As soon as the first child in elementary school gets a cell phone, odds are that your child will come home and ask for one as well. But should you get one? Do they really need it? If not now, then when? The answer to this question is different for every family.
If your child will be riding the bus home to an empty house, a cell phone would be extremely useful in the event they cannot get into the house. If you, like many families, no longer have a landline and the child will be home alone for ANY amount of time, a cell phone is absolutely required. If a child will not be alone and will have access to a landline and/or a parent’s cell phone to contact the other parent, then a cell phone may be premature.
So, you’ve decided to purchase a cell phone for the child. Just as there is no requirement to get Johnny a Cadillac when a Honda Civic will do – or even to purchase a car for Johnny at all! – there is no requirement that parents provide the latest version of an iPhone. Parents may select a phone that does not support apps or the internet; instead, a parent may simply opt to provide a phone in case of emergencies. Parents may also opt to purchase a phone with pre-paid minutes, so that the child’s data use is limited.

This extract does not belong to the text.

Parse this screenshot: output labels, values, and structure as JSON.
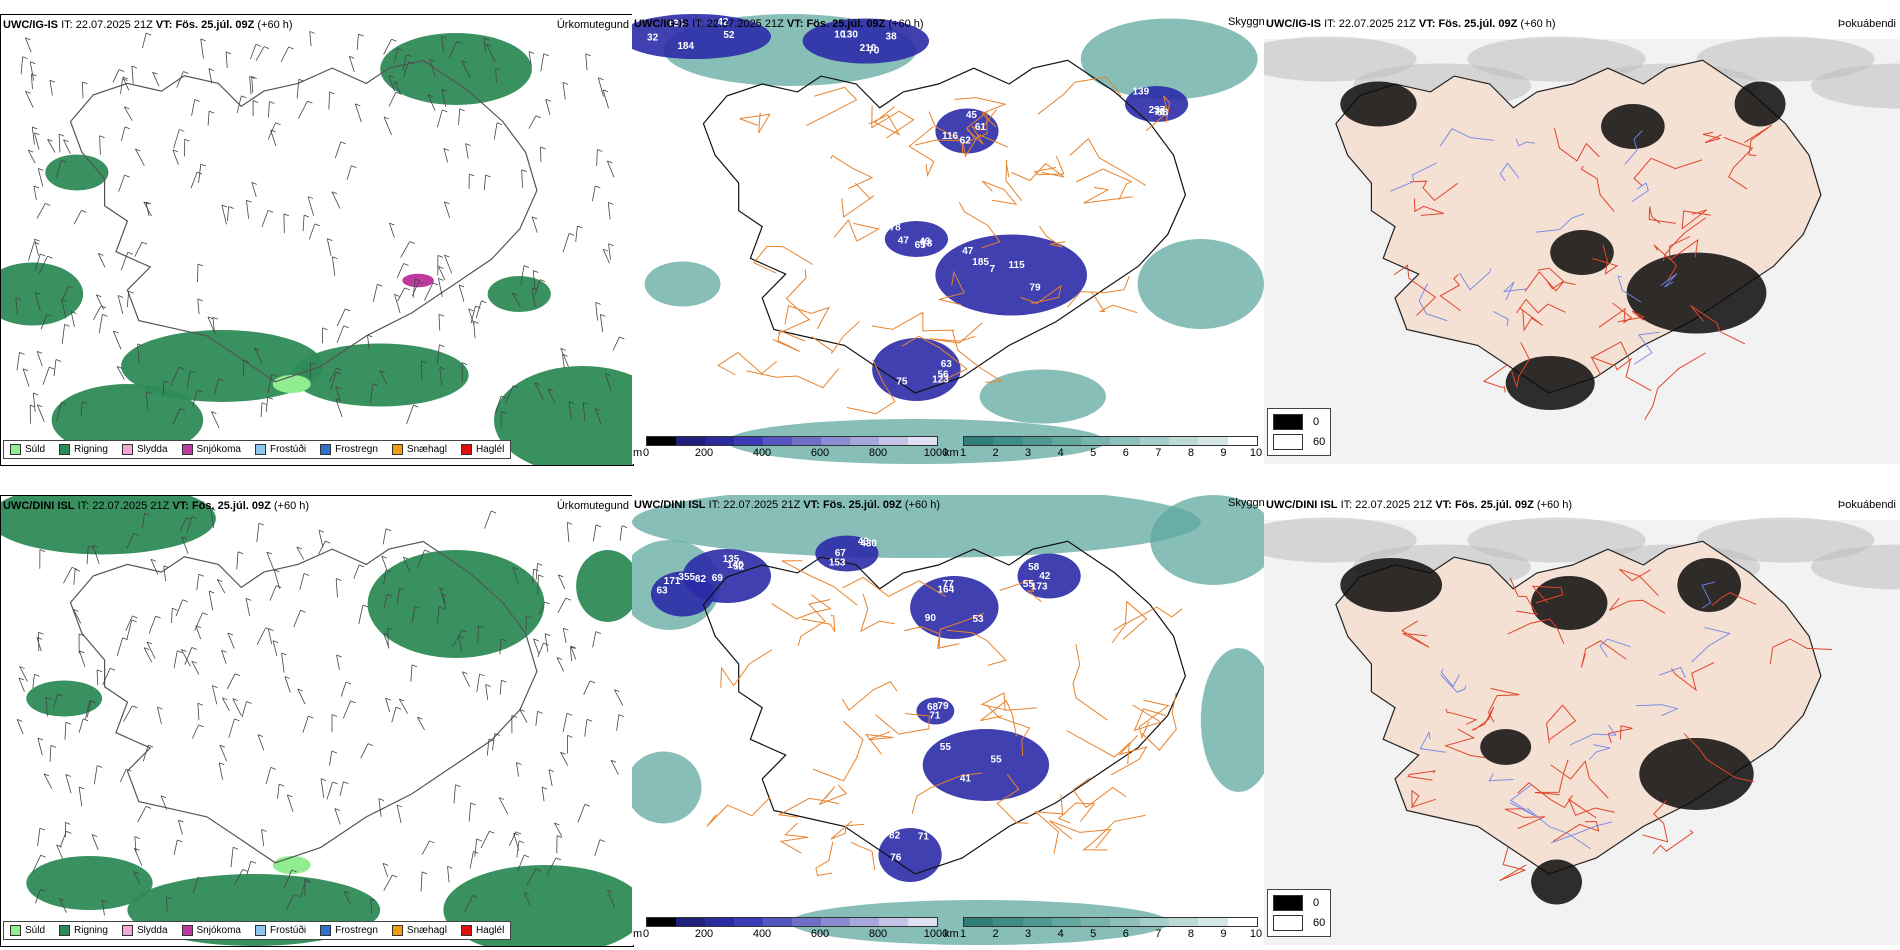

BUT, parents who are no longer in an intact family should discuss providing a phone to the child before one parent unilaterally provides a phone. Especially if a non-custodial parent provides the phone without discussion and agreement, the custodial parent may, at best, view the phone as an interruption or, at worst, an attempt to monitor the child’s, and possibly the other parent’s whereabouts or communications with the child. Both parents should discuss rules in both parents’ homes such as time when the phone will be off limits each evening, where the phone will be charged (such as a common area and not in the child’s bedroom after hours), and if it is acceptable to take away the child’s phone as punishment.
Ultimately, the best time to allow your child to have a phone is when you and your co-parent both decide it’s time.